Nous sommes maintenant à deux milles de la mi-parcours. Ces deux milles se feront presque entièrement en longeant la rivière. Et qui dit rivière dit méandres. Je le remarque à chaque course, mais cette fois-ci, c’est encore plus frappant: les gens restent toujours du même côté de la rue, suivant les courbes sans se soucier du chemin parcouru. Pour ma part, je prends toujours le chemin le plus court, donc je passe mon temps à traverser la route. Hé, c’est comme ça qu’ils mesurent le parcours, je ne vais tout de même pas en faire plus !  Quand on sait que 200 mètres, ça se traduit par environ une minute à l’arrivée…

Je vois le Musée d’Art au loin, puis constate qu’il se rapproche tranquillement. Je sais qu’on est dans un faux-plat ascendant pour avoir reconnu cette partie du parcours hier, alors je fais attention pour ne pas pousser trop la machine. Peu après le pont, ça monte, un peu comme à Ottawa après le pont MacDonald,  puis nous passerons devant les marches de Rocky. Depuis quelque temps déjà, des indications très claires nous disent par où aller: les gens du demi tourneront à droite pour se rendre vers l’arrivée alors que nous, marathoniens, irons à gauche.
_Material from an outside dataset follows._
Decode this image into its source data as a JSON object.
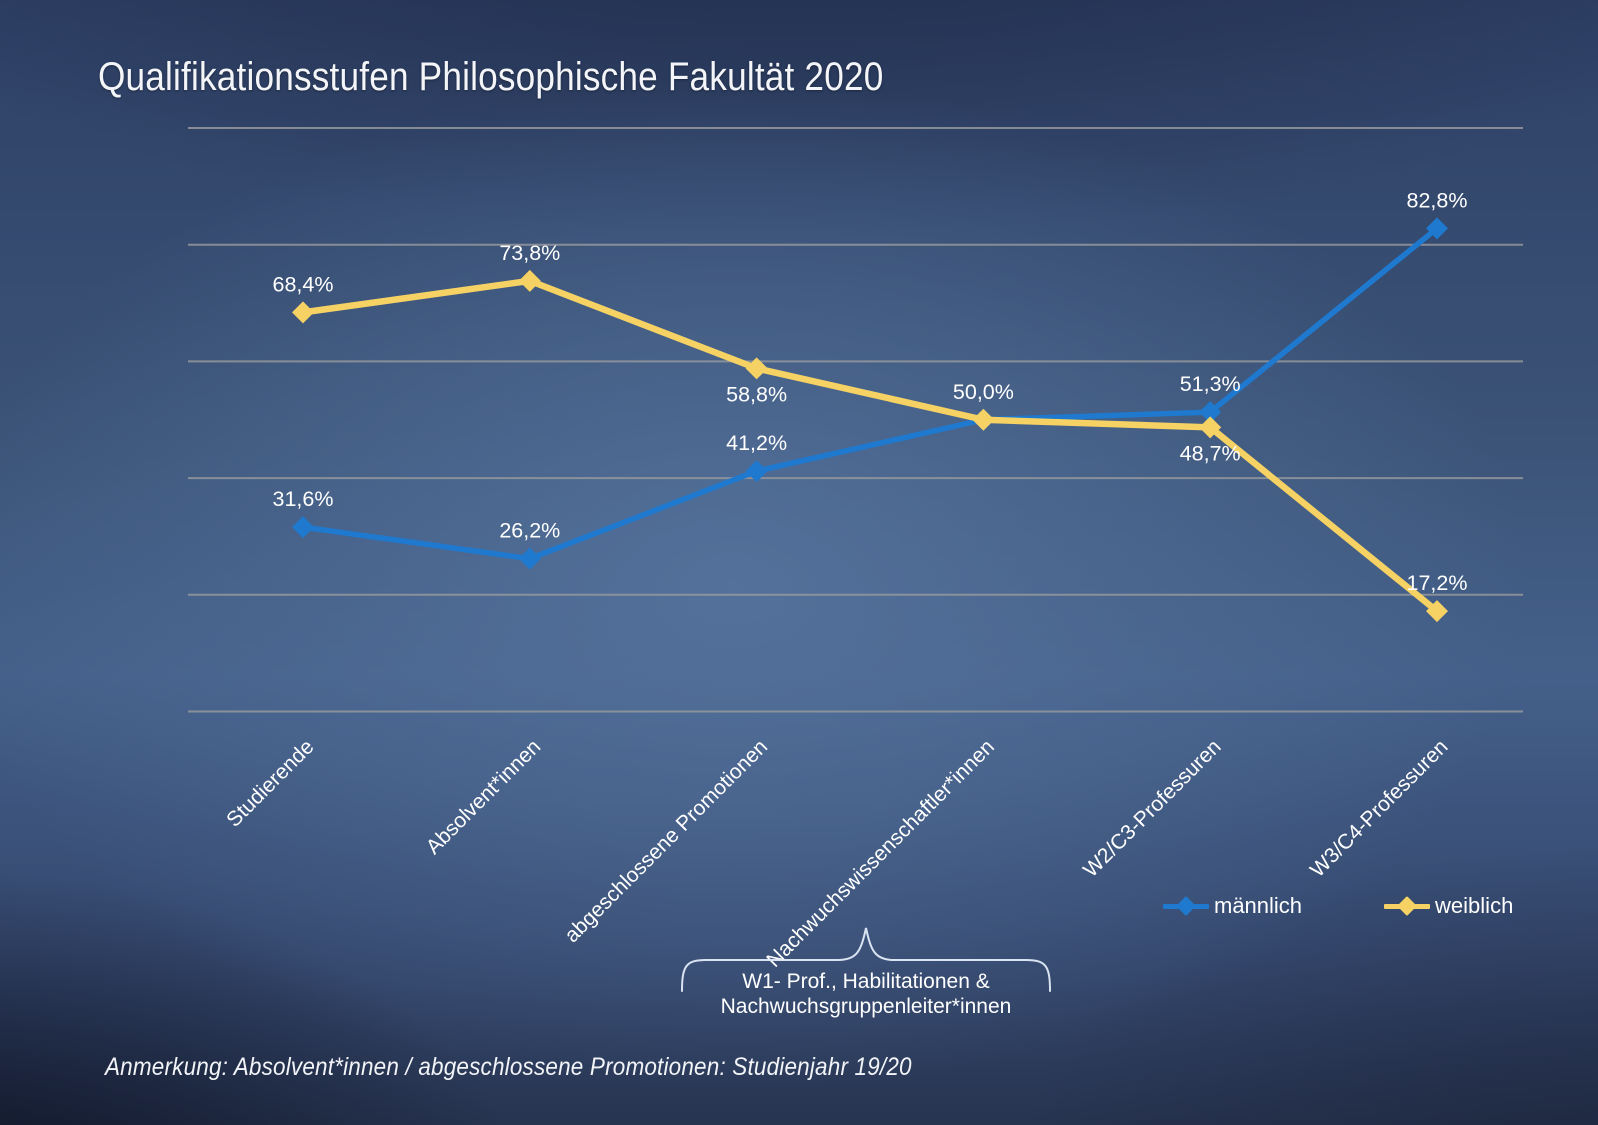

J’y songe un instant: est-ce que j’ai le goût d’arrêter ?  Est-ce que j’en ai assez comme ça ?  La réponse: non. Ça va super bien, je suis prêt à attaquer la deuxième partie. Devant les marches, mon chrono me donne autour de 1h32. Suis-je sur une cadence de 3h05 ?  Mais finalement, la mi-parcours est pas mal plus loin et je la traverse en 1:33:26. Ok, 3h07. Un PB par 5 minutes, ce serait bien… Quant à ma cadence moyenne, elle est à 4:23 depuis le 11e mille. Ma vessie, de son côté, se tient tranquille.

Perdu dans mes pensées, il ne me vient même pas à l’idée de regarder sur les côtés voir si Barbara est arrivée. Mon cerveau est occupé à une tâche: la course.